The Ocean at the End of the Lane review: Magical and macabre tale is far from usual family fare

If your family’s taste in entertainment runs more to the fantastical and macabre than to sweetness and light, this show is for you. Neil Gaiman’s story is a fictionalised autobiography, in which supernatural and alien forces seep into a boy’s world. In Katy Rudd’s atmospheric staging of Joel Horwood’s adaptation, the background ensemble animate puppets large and small but also swoop and swirl the lead actors around the set. It brings the inside of Gaiman’s head to life.

Motherless Boy (excellent, gawky-but-smart Samuel Blenkin) has a scratchy relationship with his widowed father and his sister. But it is he who unwittingly invites into their midst an alien entity known as “the Flea” (serpentine Pippa Nixon), disguised as an insinuating, tantalising female presence.

To save the family from this wicked stepmother-in-waiting, Boy must look to his new friend, Lettie (engagingly plucky Marli Siu). Lettie lives on the neighbouring farm with her mother and grandmother and has no apparent father. “We don’t go in for that sort of thing,” says her mum, adding a whiff of ancient matriarchy to the farm’s witchy otherness. The “ocean” of the title is the farm’s fishpond, but as with everything here a simple appearance masks something far more complex. Boy’s budding relationship with Lettie is the flipside of his fear of the Flea. He distrusts artifice, but fiction at one point literally saves him.

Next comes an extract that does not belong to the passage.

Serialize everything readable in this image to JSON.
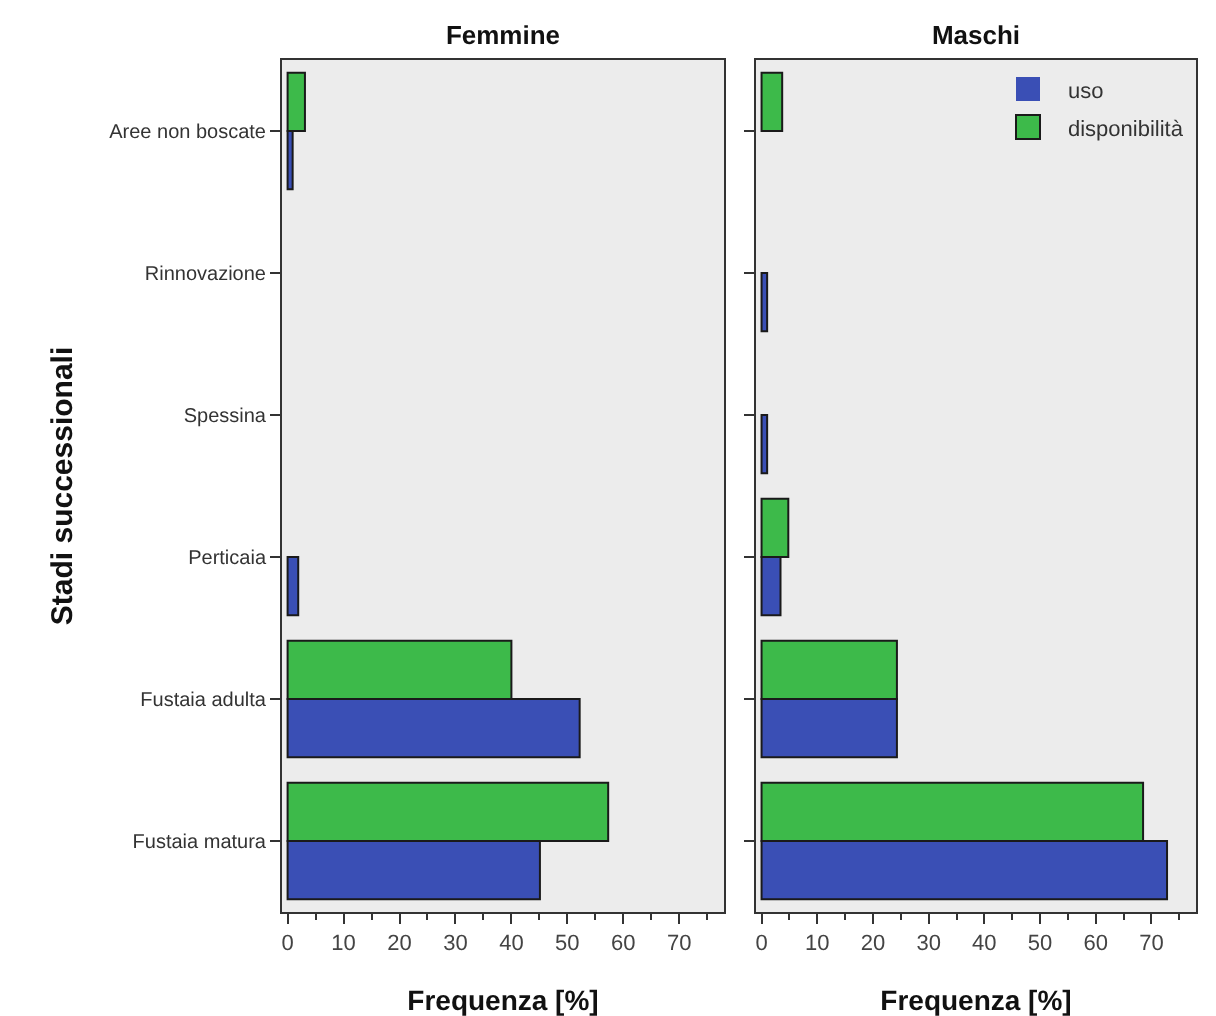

Although it’s recommended for the over-12s, the younger children around me seemed to have no problem with scrawking, beaked monsters and the moments of horror when Boy plucks coins and worms from his flesh. Fly Davis’s set has props popping amusingly up and on. Movement director Steven Hoggett, composer Jherek Bischoff and lighting designer Paule Constable all contribute significantly to an enveloping, magical experience.